(I’m grumpy this week and I’m giving myself permission to return to my blogging roots and complain about stuff. Deal with it.)
In the not so distant past we were growing a VMware cluster and ordered 17 new blade servers with X710 NICs. Bad idea. X710 NICs suck, as it turns out.
Those NICs do all sorts of offloads, and the onboard processor intercepts things like CDP and LLDP packets so that the OS cannot see or participate. That’s a real problem for ESXi hosts where you want to listen for and broadcast meaningful neighbor advertisements. Under Linux you can echo a bunch of crap into the right spot in /dev and shut that off but no such luck on VMware ESXi. It makes a person wonder if there’s any testing that goes into drivers advertising VMware compatibility.
Even worse, we had many cases where the driver would crash, orphaning all the VMs on the host and requiring VMware HA to detect host isolation and intercede. The NICs would just disappear from the host but the host would still be up. Warm reboot and everything is fine. I doubt it was random but we could never reproduce it. The advice from Dell & VMware was crappy, around shutting off the offload processing, updating the driver, updating firmware, double checking that we were running the current versions of everything, doing some crazy dance, slaughtering a goat. Didn’t change anything, we still had an outage a week.
Recently, and what popped this on to my list of complaints, was a network engineer coworker telling me he’s having a heck of a time getting X710 NICs to negotiate speed with some new 25 Gbps networking gear. When he told me what model NIC I just cringed, and had to share my experiences. “But the 520s were such solid cards,” he said..
Dell eventually ended up relenting and sending us replacement Broadcom 10 Gbps NICs for our blade servers. My team spent an afternoon replacing them and we’ve had absolutely no problems since (we did the work on “Bring Your Kid to Work Day” and gave the old X710s, which Dell said not to send back, to kids on a data center tour).
Back in the day we used to talk about Broadcom this way, all the problems their tg3 chipset had with offloads and such. It’s been a complete role reversal, with Broadcom being the better, more reliable choice in NICs now.

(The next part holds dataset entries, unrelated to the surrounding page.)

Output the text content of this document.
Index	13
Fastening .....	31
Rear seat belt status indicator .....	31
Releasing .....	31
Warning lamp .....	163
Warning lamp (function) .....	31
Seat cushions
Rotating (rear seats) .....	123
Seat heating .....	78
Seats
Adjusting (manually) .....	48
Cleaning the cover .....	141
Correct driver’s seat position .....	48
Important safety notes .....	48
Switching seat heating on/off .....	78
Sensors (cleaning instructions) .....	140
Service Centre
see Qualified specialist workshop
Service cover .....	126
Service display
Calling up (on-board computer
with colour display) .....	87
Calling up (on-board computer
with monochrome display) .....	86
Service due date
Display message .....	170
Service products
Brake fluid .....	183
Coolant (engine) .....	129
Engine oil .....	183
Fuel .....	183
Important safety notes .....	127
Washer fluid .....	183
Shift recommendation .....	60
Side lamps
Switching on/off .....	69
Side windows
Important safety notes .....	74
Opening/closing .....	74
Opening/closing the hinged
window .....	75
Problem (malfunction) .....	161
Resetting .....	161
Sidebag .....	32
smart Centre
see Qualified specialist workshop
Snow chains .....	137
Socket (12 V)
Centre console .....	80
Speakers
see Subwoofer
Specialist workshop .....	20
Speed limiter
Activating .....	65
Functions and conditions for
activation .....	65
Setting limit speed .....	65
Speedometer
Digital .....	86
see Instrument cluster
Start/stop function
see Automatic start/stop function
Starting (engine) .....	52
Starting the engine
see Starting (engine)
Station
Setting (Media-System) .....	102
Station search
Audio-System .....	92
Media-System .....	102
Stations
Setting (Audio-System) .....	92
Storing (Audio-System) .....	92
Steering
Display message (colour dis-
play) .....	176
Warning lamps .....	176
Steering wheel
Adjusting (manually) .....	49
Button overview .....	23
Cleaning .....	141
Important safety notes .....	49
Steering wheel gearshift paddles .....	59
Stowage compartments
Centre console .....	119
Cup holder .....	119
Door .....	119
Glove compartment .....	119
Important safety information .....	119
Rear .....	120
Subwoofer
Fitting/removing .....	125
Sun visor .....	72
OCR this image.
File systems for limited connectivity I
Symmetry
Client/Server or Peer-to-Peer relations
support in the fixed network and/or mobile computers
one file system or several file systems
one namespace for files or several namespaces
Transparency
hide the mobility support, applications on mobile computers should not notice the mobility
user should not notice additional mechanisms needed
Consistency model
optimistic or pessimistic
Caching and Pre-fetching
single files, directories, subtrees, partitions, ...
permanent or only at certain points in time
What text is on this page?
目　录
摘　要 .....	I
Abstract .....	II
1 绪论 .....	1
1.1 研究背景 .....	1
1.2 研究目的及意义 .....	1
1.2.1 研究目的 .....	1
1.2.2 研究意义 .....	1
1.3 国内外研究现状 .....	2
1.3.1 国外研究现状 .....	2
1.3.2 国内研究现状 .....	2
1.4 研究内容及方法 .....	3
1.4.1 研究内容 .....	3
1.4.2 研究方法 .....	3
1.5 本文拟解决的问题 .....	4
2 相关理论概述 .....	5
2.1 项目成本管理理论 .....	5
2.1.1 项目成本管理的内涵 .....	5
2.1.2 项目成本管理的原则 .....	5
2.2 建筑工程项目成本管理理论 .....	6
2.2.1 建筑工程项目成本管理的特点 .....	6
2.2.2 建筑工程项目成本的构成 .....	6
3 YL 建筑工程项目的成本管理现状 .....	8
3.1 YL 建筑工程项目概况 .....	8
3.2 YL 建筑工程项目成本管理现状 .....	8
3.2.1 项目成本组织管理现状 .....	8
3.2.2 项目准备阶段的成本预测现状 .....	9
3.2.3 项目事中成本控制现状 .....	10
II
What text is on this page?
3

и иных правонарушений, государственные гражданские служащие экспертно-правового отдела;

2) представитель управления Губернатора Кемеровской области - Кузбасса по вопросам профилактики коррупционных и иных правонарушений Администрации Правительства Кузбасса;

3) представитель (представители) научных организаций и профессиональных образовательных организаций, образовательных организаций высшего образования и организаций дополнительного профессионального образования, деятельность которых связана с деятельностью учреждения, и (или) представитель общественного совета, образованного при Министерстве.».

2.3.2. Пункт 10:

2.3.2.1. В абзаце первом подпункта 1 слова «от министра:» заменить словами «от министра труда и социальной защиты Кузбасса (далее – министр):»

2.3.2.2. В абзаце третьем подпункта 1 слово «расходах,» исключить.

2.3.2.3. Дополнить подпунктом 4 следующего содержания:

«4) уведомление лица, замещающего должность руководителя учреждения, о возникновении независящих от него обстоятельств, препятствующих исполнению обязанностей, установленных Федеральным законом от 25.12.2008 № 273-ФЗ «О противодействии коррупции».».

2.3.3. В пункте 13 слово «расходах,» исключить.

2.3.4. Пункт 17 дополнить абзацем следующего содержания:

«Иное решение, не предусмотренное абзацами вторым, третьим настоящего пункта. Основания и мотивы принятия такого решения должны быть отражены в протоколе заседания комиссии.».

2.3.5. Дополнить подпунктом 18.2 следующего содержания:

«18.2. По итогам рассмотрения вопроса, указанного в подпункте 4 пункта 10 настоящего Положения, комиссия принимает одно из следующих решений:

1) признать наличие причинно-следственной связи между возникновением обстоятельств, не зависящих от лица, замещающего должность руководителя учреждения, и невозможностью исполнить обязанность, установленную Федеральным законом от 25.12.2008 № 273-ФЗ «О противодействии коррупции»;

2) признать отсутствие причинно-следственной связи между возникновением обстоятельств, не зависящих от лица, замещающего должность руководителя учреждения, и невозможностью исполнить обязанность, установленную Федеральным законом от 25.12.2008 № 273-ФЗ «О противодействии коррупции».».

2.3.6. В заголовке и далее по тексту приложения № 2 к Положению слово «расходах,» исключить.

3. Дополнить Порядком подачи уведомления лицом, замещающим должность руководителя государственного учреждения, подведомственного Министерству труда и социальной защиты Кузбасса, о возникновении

Good for them, but in light of everything recently it’s an absolute shame what the monopolistic Intel, helmed by Ferengi, has become.
If you value your time or system reliability don’t buy Intel X710 NICs.
Update 2: John Nicholson reports:
After a couple years of cursing at the LSO/TSO bugs I’m told the new driver firmwares fix it so you don’t have to disable it.
— John Nicholson (@Lost_Signal) February 28, 2018
Figures it’d be the vSAN guys with the details, at least around the PSOD/stability issues. Thanks guys.
Update 3: It appears that newer i40e drivers let you change the LLDP behavior under certain circumstances, but it still doesn’t work right by default, or if you are doing NIC partitioning. These drivers are as of February 9, 2018, which is several years after the release of these cards, and the fix is still a bunch of manual work. Just vote with your wallet and buy someone else’s NICs.